When it comes to saving, why can robots do a better job than we can? The main explanation is that we “think” and therefore are influenced by many of our behavioural prejudices when making decisions.
1. We are overconfident
According to different polls, more than two-thirds of people assume they are better than average drivers, attorneys, physicians, or whatever occupation they are in. This isn’t the case. Similarly, we assume we are superior to the average investor. The guy selling you (or buying from you) is probably thinking the same thing. Not only that, but we also exaggerate our willingness to take chances. Investors hope that by taking more chances, they would be able to withstand market conditions.
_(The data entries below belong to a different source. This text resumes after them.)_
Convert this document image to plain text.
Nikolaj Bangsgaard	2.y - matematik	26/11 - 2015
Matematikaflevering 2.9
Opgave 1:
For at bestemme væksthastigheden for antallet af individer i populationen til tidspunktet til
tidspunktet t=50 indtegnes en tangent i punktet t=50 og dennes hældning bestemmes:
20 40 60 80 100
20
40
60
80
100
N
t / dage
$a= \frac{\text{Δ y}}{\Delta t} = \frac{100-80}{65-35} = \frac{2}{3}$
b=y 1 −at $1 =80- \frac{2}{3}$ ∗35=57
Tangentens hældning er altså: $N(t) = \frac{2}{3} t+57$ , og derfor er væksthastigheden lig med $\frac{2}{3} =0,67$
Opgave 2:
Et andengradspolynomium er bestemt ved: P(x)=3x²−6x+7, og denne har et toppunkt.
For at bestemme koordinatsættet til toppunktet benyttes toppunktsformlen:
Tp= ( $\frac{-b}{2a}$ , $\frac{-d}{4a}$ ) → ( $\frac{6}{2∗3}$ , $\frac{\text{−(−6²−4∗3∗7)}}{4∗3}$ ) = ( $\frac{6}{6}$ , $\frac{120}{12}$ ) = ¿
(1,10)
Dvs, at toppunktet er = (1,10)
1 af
2. We have a strong aversion to loss
Do you realise that the level of unhappiness we experience due to a 20% loss is much greater than the happiness we experience as a result of a 20% gain? We find it very difficult to persevere in the face of setbacks. What is it about fixed deposits that make them so popular? Since you don’t anticipate a negative balance. You can believe that you can easily live with a temporary 20% loss – please refer to point 1. We don’t even know who we are.
3. We procrastinate
Do you have any idea when people start saving for taxes? When the HR guys ask for tax proofs at the last minute. We have a clear preference for priority over urgency. Saving money isn’t urgent, and it doesn’t have immediate gratification. We put it off until later, which never comes. SIPs have become very common in recent years because investors do not have to take any action. If you try to do a SIP by hand for a year, you will miss most of them.
4. We cannot foresee a longer duration
We grossly underestimate the worth of money in terms of time. We understand compound interest, but it’s difficult to visualise its effect over some time, such as 25 years. Similarly, though we understand inflation, estimating how much a loaf of bread will cost us in 25 years is challenging. You can do the mental math now to figure it out, but the point is that we don’t do it when making critical financial decisions.
5. We cannot do mental accounting
Buying and selling investment goods necessitates a great deal of math. You must account for transaction costs, tax accounting, and product valuation, among other things. And the most creative minds can’t account for all of the variables.
Calculations are what machines are designed to do.